= Kirikaeshi =

cutting repeatedly (切り返し, Kirikaeshi), not to be confused with the backwards throw used in sumo and jujutsu with the same name, is a kendo exercise, combining the practice of attacking and receiving strikes and is meant to develop physical strength, spirit, and vigor. Kirikaeshi is also known as striking repeatedly (打ち返し, uchikaeshi).

Kirikaeshi is a drill done with a partner that involves a succession of strikes to the head. Kirikaeshi was established as a basic exercise toward the end of the Meiji era (1868–1912). The exercise typically begins with a strike to the center of the head, followed by a series of alternating strikes to the left and right sides of the head (yokomen). Though the exact method of kirikaeshi can vary among dōjō, the most common scheme involves a single strike to the center of the head, followed by four angled strikes going forward (starting on the receiver's left side), and five strokes going backward. Kirikaeshi practice is the staple of kendo training. It teaches a number of important principles including proper distance and timing, accuracy, rhythm, and smoothness.

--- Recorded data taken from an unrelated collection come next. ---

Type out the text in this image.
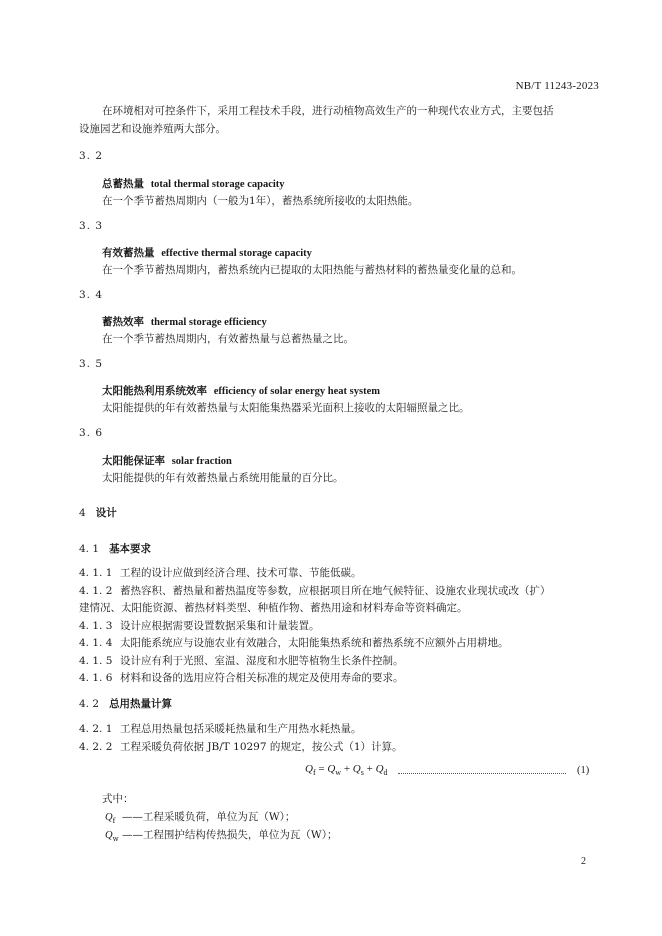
NB/T 11243-2023
在环境相对可控条件下，采用工程技术手段，进行动植物高效生产的一种现代农业方式，主要包括
设施园艺和设施养殖两大部分。
3. 2
总蓄热量 total thermal storage capacity
在一个季节蓄热周期内（一般为1年），蓄热系统所接收的太阳热能。
3. 3
有效蓄热量 effective thermal storage capacity
在一个季节蓄热周期内，蓄热系统内已提取的太阳热能与蓄热材料的蓄热量变化量的总和。
3. 4
蓄热效率 thermal storage efficiency
在一个季节蓄热周期内，有效蓄热量与总蓄热量之比。
3. 5
太阳能热利用系统效率 efficiency of solar energy heat system
太阳能提供的年有效蓄热量与太阳能集热器采光面积上接收的太阳辐照量之比。
3. 6
太阳能保证率 solar fraction
太阳能提供的年有效蓄热量占系统用能量的百分比。
4 设计
4. 1 基本要求
4. 1. 1 工程的设计应做到经济合理、技术可靠、节能低碳。
4. 1. 2 蓄热容积、蓄热量和蓄热温度等参数，应根据项目所在地气候特征、设施农业现状或改（扩）
建情况、太阳能资源、蓄热材料类型、种植作物、蓄热用途和材料寿命等资料确定。
4. 1. 3 设计应根据需要设置数据采集和计量装置。
4. 1. 4 太阳能系统应与设施农业有效融合，太阳能集热系统和蓄热系统不应额外占用耕地。
4. 1. 5 设计应有利于光照、室温、湿度和水肥等植物生长条件控制。
4. 1. 6 材料和设备的选用应符合相关标准的规定及使用寿命的要求。
4. 2 总用热量计算
4. 2. 1 工程总用热量包括采暖耗热量和生产用热水耗热量。
4. 2. 2 工程采暖负荷依据 JB/T 10297 的规定，按公式（1）计算。
$Q_f = Q_w + Q_s + Q_d$	(1)
式中：
$Q_f$ ——工程采暖负荷，单位为瓦（W）；
$Q_w$ ——工程围护结构传热损失，单位为瓦（W）；
2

At some kendo dōjō, the practice of kirikaeshi is performed at the start and end of kendo practice sessions.

== Overview ==

When kirikaeshi is executed properly, the two players involved will benefit from the practice of precision attacking and the quick reaction/perception in receiving such an attack. The one who receives the kirikaeshi leads the attacker thus controlling the pace and maai (fighting distance) of the training. The receiver may allow hits to the head but when receiving with the shinai, must also demonstrate tenouchi (tightening the grip at the moment of impact). The attacker must make strong, precise and timed strikes while retaining relaxed shoulders and steady breathing. This will result in increased stamina.

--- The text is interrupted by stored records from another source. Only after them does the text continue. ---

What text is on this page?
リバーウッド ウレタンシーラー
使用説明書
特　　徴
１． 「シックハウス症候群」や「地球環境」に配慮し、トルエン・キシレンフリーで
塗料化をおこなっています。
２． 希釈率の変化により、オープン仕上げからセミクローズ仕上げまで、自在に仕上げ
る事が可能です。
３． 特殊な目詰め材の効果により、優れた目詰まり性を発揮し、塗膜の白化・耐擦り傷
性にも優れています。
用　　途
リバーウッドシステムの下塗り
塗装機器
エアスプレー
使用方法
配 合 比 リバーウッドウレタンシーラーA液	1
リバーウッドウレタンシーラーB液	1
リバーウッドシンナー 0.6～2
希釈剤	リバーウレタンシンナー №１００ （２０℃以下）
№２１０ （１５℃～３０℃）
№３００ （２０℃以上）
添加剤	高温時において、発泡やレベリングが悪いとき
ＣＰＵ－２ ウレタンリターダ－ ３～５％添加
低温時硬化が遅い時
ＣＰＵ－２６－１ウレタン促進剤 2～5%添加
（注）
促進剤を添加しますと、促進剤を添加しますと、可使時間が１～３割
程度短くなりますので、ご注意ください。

For both the attacker and receiver, posture must be kept proper and footwork and movement should be smooth for this practice to facilitate the weeding out of bad habits. If kirikaeshi is practiced regularly, the application will benefit the practitioner from the improvement of basic skills to the perfect execution in combat.

== Technique ==

The shinai is swung up in a large movement and a normal men strike is delivered. After taiatari (body check, only if both kendōka are wearing armour), alternate right and left angled strikes to the temple area (yokomen) are given 9 times (4 forward and 5 back) while shouting "men, men, men" in a loud voice. Then the striker moves quickly from tōma to issoku-ito-no-ma (one-step striking distance), and the process is repeated. A final strike to men is delivered to complete the exercise.

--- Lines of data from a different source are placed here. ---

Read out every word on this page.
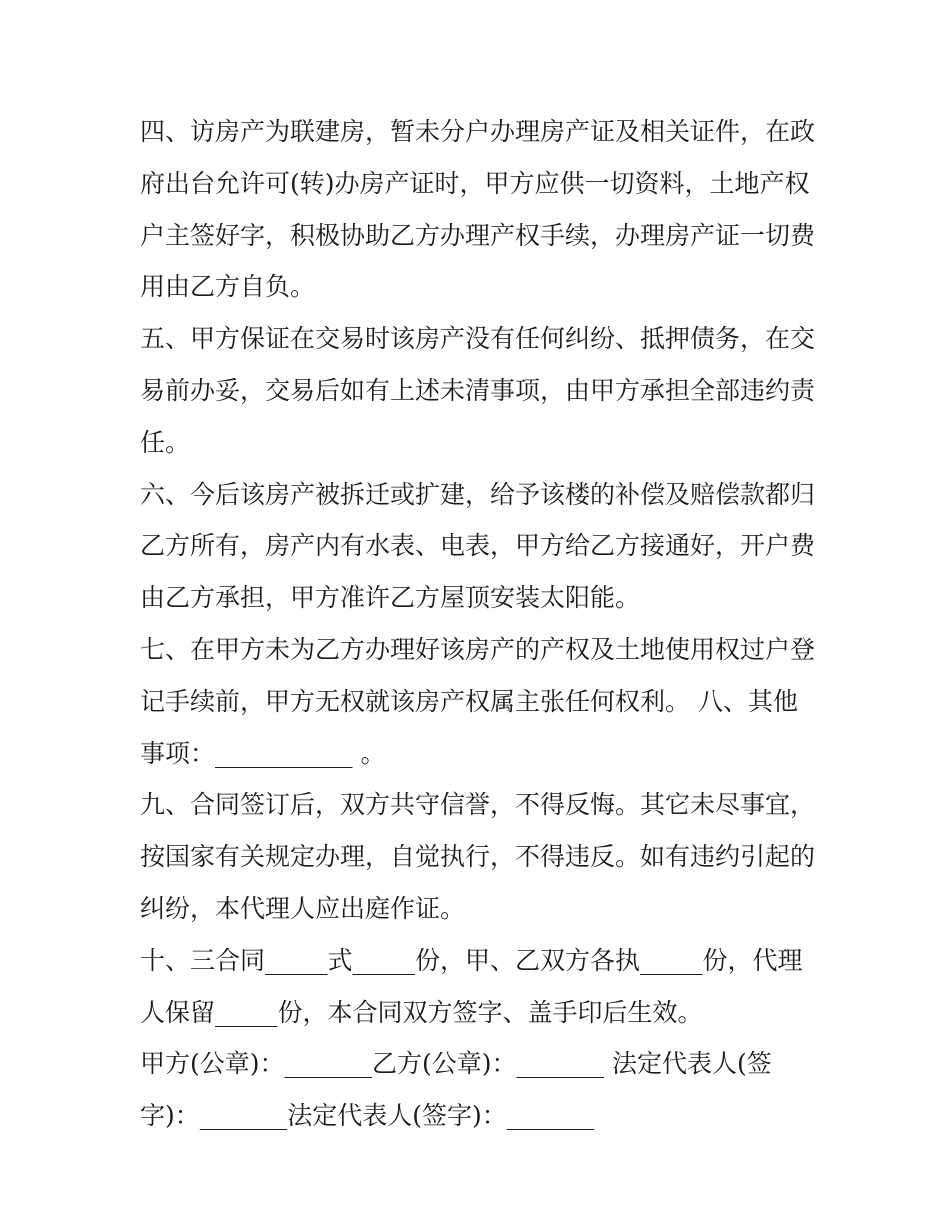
四、访房产为联建房，暂未分户办理房产证及相关证件，在政
府出台允许可(转)办房产证时，甲方应供一切资料，土地产权
户主签好字，积极协助乙方办理产权手续，办理房产证一切费
用由乙方自负。
五、甲方保证在交易时该房产没有任何纠纷、抵押债务，在交
易前办妥，交易后如有上述未清事项，由甲方承担全部违约责
任。
六、今后该房产被拆迁或扩建，给予该楼的补偿及赔偿款都归
乙方所有，房产内有水表、电表，甲方给乙方接通好，开户费
由乙方承担，甲方准许乙方屋顶安装太阳能。
七、在甲方未为乙方办理好该房产的产权及土地使用权过户登
记手续前，甲方无权就该房产权属主张任何权利。 八、其他
事项：___________ 。
九、合同签订后，双方共守信誉，不得反悔。其它未尽事宜，
按国家有关规定办理，自觉执行，不得违反。如有违约引起的
纠纷，本代理人应出庭作证。
十、三合同_____式_____份，甲、乙双方各执_____份，代理
人保留_____份，本合同双方签字、盖手印后生效。
甲方(公章)：_______乙方(公章)：_______ 法定代表人(签
字)：_______法定代表人(签字)：_______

When receiving Kirikaeshi with the shinai, the shinai is held in a low hasso gamae stance (waist level), alternating between left and right. The receiver uses tenouchi to shield against the partner's shinai.

== Variations ==
There are several variations on the standard kirikaeshi.

- Dō Kirikaeshi
  Though this variation starts exactly the same, the naname uchi is replaced with alternating dō cuts, beginning with reverse (or gyaku) dō. The receiver maintains a jōdan-no-kamae while receiving the dō cuts. This is known as a more difficult variation for having a small margin of error.
- Alternating Kirikaeshi
  This variation alternates between naname uchi to the men and to the dō every two cuts.
- Double Kirikaeshi
  This variation has both attacker and receiver performing the naname uchi. Much like blocking the attacker's shinai in the standard kirikaeshi, the receiver's naname uchi will hit the attacker's naname uchi causing them to bounce off each other, making way for the next cut. The same as the standard kirikaeshi, the target is the yokomen for both sides. Footwork is optional.
- Continuous Kirikaeshi
  This variation is a standard naname uchi to the men, but instead of the standard 9 strikes (4 forwards, 5 backwards), either an alternate number (50 and 100 are relatively common) or distance ("From here to the other side of the dōjō", for example) is utilized. As opposed to standard Kirikaeshi, this variation of the drill builds endurance and stamina rather than improving precision.

Kirikaeshi may be practiced differently depending on which tradition or federation the student belongs to. This article describes the common form of kirikaeshi as taught by the All Japan Kendo Federation.